HALUAN.CO – Banyak perempuan memilih setia menemani pasangan dari titik terendah, berharap kelak berhasil menapaki jenjang karier dan hidup bersama.
Namun tak jarang, kisah tersebut berakhir pilu: begitu sang pria mencapai status baru, sang pendamping justru ditinggal.
Fenomena ini menggambarkan relasi di mana seorang pria meminta kekasihnya bertahan di masa sulit baik secara ekonomi maupun pekerjaan dengan janji setia setelah sukses.

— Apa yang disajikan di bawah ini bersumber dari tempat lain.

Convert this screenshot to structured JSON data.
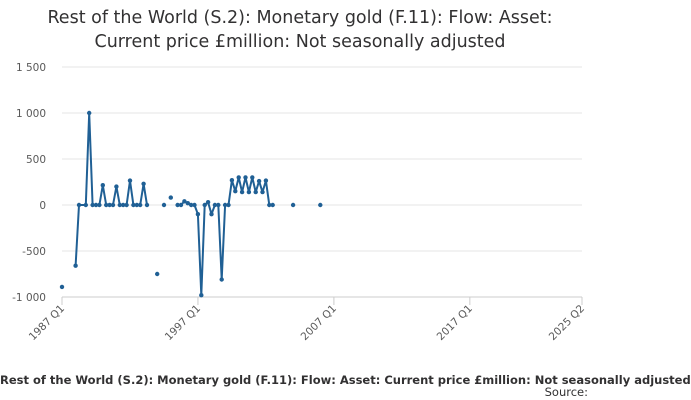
{
  "chart_data": {
    "type": "line",
    "title_lines": [
      "Rest of the World (S.2): Monetary gold (F.11): Flow: Asset:",
      "Current price £million: Not seasonally adjusted"
    ],
    "caption": "Rest of the World (S.2): Monetary gold (F.11): Flow: Asset: Current price £million: Not seasonally adjusted",
    "source_label": "Source:",
    "ylim": [
      -1000,
      1500
    ],
    "y_ticks": [
      {
        "value": 1500,
        "label": "1 500"
      },
      {
        "value": 1000,
        "label": "1 000"
      },
      {
        "value": 500,
        "label": "500"
      },
      {
        "value": 0,
        "label": "0"
      },
      {
        "value": -500,
        "label": "-500"
      },
      {
        "value": -1000,
        "label": "-1 000"
      }
    ],
    "x_range_quarters": [
      0,
      153
    ],
    "x_ticks": [
      {
        "q": 0,
        "label": "1987 Q1"
      },
      {
        "q": 40,
        "label": "1997 Q1"
      },
      {
        "q": 80,
        "label": "2007 Q1"
      },
      {
        "q": 120,
        "label": "2017 Q1"
      },
      {
        "q": 153,
        "label": "2025 Q2"
      }
    ],
    "series_color": "#206095",
    "series": [
      {
        "name": "Monetary gold flow",
        "quarter_index": [
          0,
          4,
          5,
          7,
          8,
          9,
          10,
          11,
          12,
          13,
          14,
          15,
          16,
          17,
          18,
          19,
          20,
          21,
          22,
          23,
          24,
          25,
          28,
          30,
          32,
          34,
          35,
          36,
          37,
          38,
          39,
          40,
          41,
          42,
          43,
          44,
          45,
          46,
          47,
          48,
          49,
          50,
          51,
          52,
          53,
          54,
          55,
          56,
          57,
          58,
          59,
          60,
          61,
          62,
          68,
          76
        ],
        "values": [
          -890,
          -660,
          0,
          0,
          1000,
          0,
          0,
          0,
          215,
          0,
          0,
          0,
          200,
          0,
          0,
          0,
          265,
          0,
          0,
          0,
          230,
          0,
          -750,
          0,
          80,
          0,
          0,
          40,
          20,
          0,
          0,
          -100,
          -980,
          0,
          30,
          -100,
          0,
          0,
          -810,
          0,
          0,
          270,
          150,
          300,
          140,
          300,
          140,
          300,
          140,
          260,
          140,
          265,
          0,
          0,
          0,
          0
        ],
        "line_segments": [
          [
            4,
            25
          ],
          [
            34,
            62
          ]
        ]
      }
    ]
  }
}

Realitanya, perempuan yang telah banyak berkontribusi sering tak diakui perannya
Psikolog Klinis Melisa, M.Psi., menegaskan bahwa pola ini sah‑sah saja bila kedua belah pihak paham tujuan hubungan. Masalah muncul ketika perjuangan perempuan dihargai sekadar “batu loncatan”.
Pengaruh Patriarki
Budaya menempatkan pria di posisi dominan. Saat perempuan lebih maju, sebagian pria merasa harga dirinya terancam dan berusaha “mengarahkan” hubungan supaya ia kembali di puncak.
Ketidakpercayaan Diri
Menyadari belum bisa memberi nilai lebih, beberapa pria mencari pembenaran melalui permintaan agar pasangan “menemani dari nol”, berharap kelak mampu memimpin relasi.
“Tes” Kesetiaan
Ada yang memakai fase sulit sebagai ajang menguji dukungan pasangan, sayangnya sering tanpa komitmen konkret setelah sukses.
Keinginan Bertumbuh Bersama
Terdapat juga pasangan yang benar‑benar ingin membangun masa depan berdua. Walau demikian, relasi tetap timpang jika pertumbuhan hanya dirasakan satu pihak.
Ketika hubungan berakhir setelah status pria meningkat, seluruh dukungan emosional dan materi perempuan menjadi sia‑sia. Cinta pun berubah menjadi kerja emosional tak berbayar, meninggalkan luka dan kekecewaan.